A new independent study led by archaeologist Todd Surovell argues that Chile’s Monte Verde site is far younger than long believed, proposing an age between roughly 4,200 and 8,600 years instead of about 14,500 years, according to The Guardian. The team says this could reshape debates over when and how the first people entered the Americas. They suggest it could bolster the plausibility of an interior ice-free corridor over a coastal route. The researchers conclude that earlier dates were skewed by Ice Age wood and other materials redeposited by erosional and depositional processes along the Chinchihuapi Creek, rather than originating from human occupation layers. By reinterpreting the site’s geology, they argue the landscape on which notable finds rest did not exist 14,500 years ago and formed after about 8,600 years ago.
The study reports identifying a region-wide volcanic ash fall dated to about 11,000 years ago. It places that ash beneath the cultural deposits at the site. Because the ash predates signs of human activity, the team infers that occupation could only have occurred afterward, with the most likely window estimated between about 6,000 and 8,000 years ago.
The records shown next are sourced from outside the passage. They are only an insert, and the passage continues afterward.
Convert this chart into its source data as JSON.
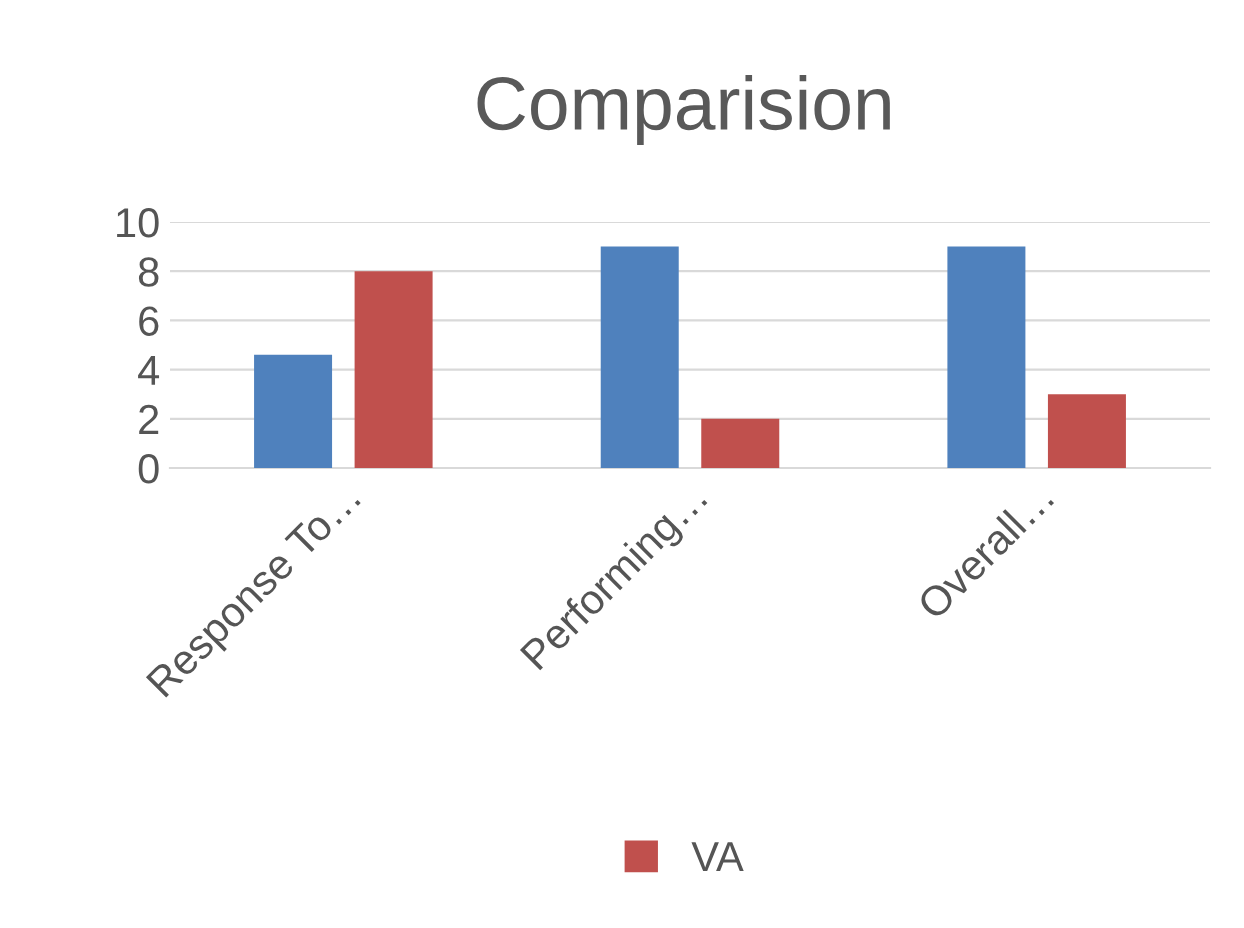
{
  "chart_data": {
    "type": "bar",
    "title": "Comparision",
    "categories": [
      "Response To…",
      "Performing…",
      "Overall…"
    ],
    "series": [
      {
        "color": "#4f81bd",
        "values": [
          4.6,
          9,
          9
        ]
      },
      {
        "name": "VA",
        "color": "#c0504d",
        "values": [
          8,
          2,
          3
        ]
      }
    ],
    "ylim": [
      0,
      10
    ],
    "yticks": [
      0,
      2,
      4,
      6,
      8,
      10
    ],
    "grid": "y",
    "legend": "bottom"
  }
}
If this re-evaluation prevails, it would markedly diminish Monte Verde’s role in establishing an early human timeline for the continent. It would remove a major pillar for the coastal migration hypothesis and would lend weight to an interior migration through an ice-free corridor.
Clovis-first?
Monte Verde, discovered in the 1970s in southern Chile, helped unsettle the once-dominant “Clovis-first” model. That model placed the earliest well-documented humans in the Americas around 13,100 to 12,700 years ago and tied their spread to a migration from Asia across the Bering land bridge roughly 13,400 to 12,800 years ago. The previously accepted 14,500-year age at Monte Verde implied people were in South America before or around the time Clovis technology spread in North America.
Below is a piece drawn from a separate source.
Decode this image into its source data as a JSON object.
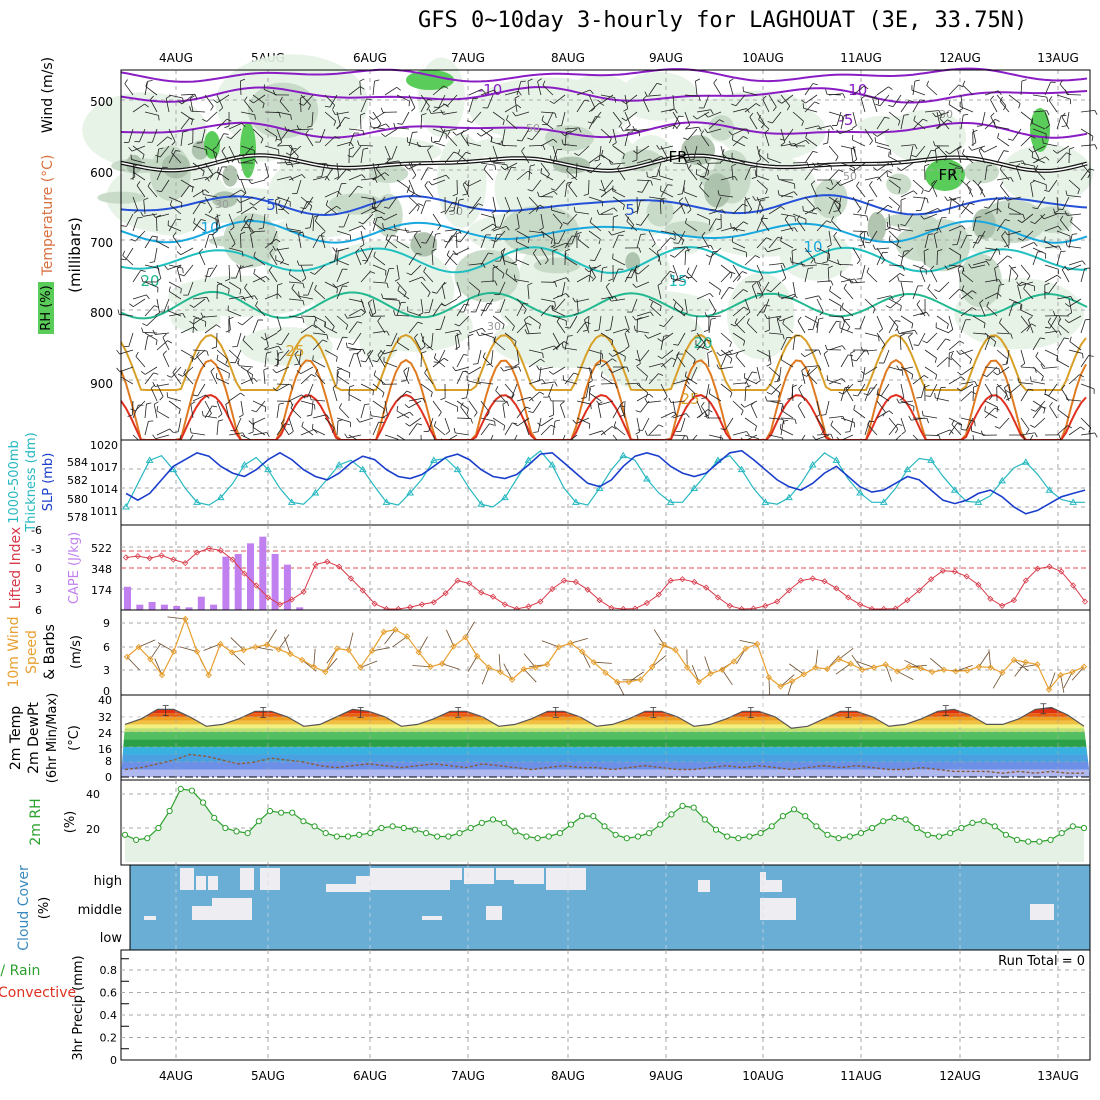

The site became emblematic because of unusual preservation. Finds included edible plant remains, natural ropes, animal meat, and the skins of extinct animals. They were found alongside stone tools, wooden implements, hearths, animal bones, footprints, and building features.
Hard pushback
Pushback to the reassessment has been swift. Original researchers and the Monte Verde Foundation argue the new dates are ambiguous and do not match what has been excavated. They say the study team sampled around the site rather than the core archaeological layers, overlooked key artifacts, and lacked experience in humid environments. Other critics question whether the ash layer truly blankets the landscape as proposed and whether samples from surrounding areas are comparable to the site’s cultural deposits.
The authors of the new paper counter that the highest terraces formed up to about 11,000 years ago with a volcanic ash layer from the Lepué eruption and that subsequent erosion produced the lower terraces where the main occupation sits, narrowing the plausible age range for human activity, according to La Tercera. They describe a multi-pronged analysis of wood fragments, alluvial sediments, and volcanic ash. They place an approximately 11,000-year-old ash layer beneath the cultural deposits.